Built the Shopify site, integrated Zoho CRM, and ran the digital marketing for Tampa's premier retail computer shop — while also managing the bench team and building water-cooled PCs.
A 30-year-old computer shop with deep technical chops, but a thin digital footprint and disconnected systems — the kind of business that grew up on walk-ins and word of mouth.
Customer information lived in a mix of sticky notes, an aging Zoho instance, and the heads of the technicians. The website didn't really sell anything; it was a phone-number-and-hours page. Most paid traffic was being spent on the wrong keywords because nobody was watching the dashboards.
Three things at once: a Shopify storefront that actually sold things, a clean Zoho integration so customer data didn't get re-typed, and a paid acquisition setup that respected the margins of a retail computer shop (which is to say, thin).
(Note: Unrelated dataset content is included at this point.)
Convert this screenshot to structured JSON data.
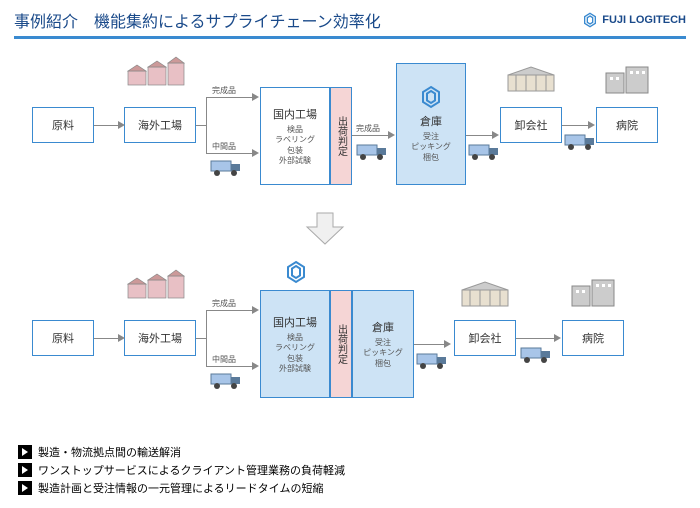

By the time I left, customers walked into a shop where their full history was already in front of the tech — not because anybody remembered them, but because the systems did. The paid acquisition spend went from "we ran some Google Ads" to a tuned, conversion-tracked program with a real cost per acquisition I could quote on demand.
Running the bench and the digital ops at the same shop turned out to be the best feedback loop I've had on any project. Every problem the website caused, I heard about by Tuesday afternoon when somebody called the store. Every gap in the CRM, I felt the moment I tried to look up a customer's last repair. The proximity between "shipped the code" and "lived the consequence" was about thirty feet.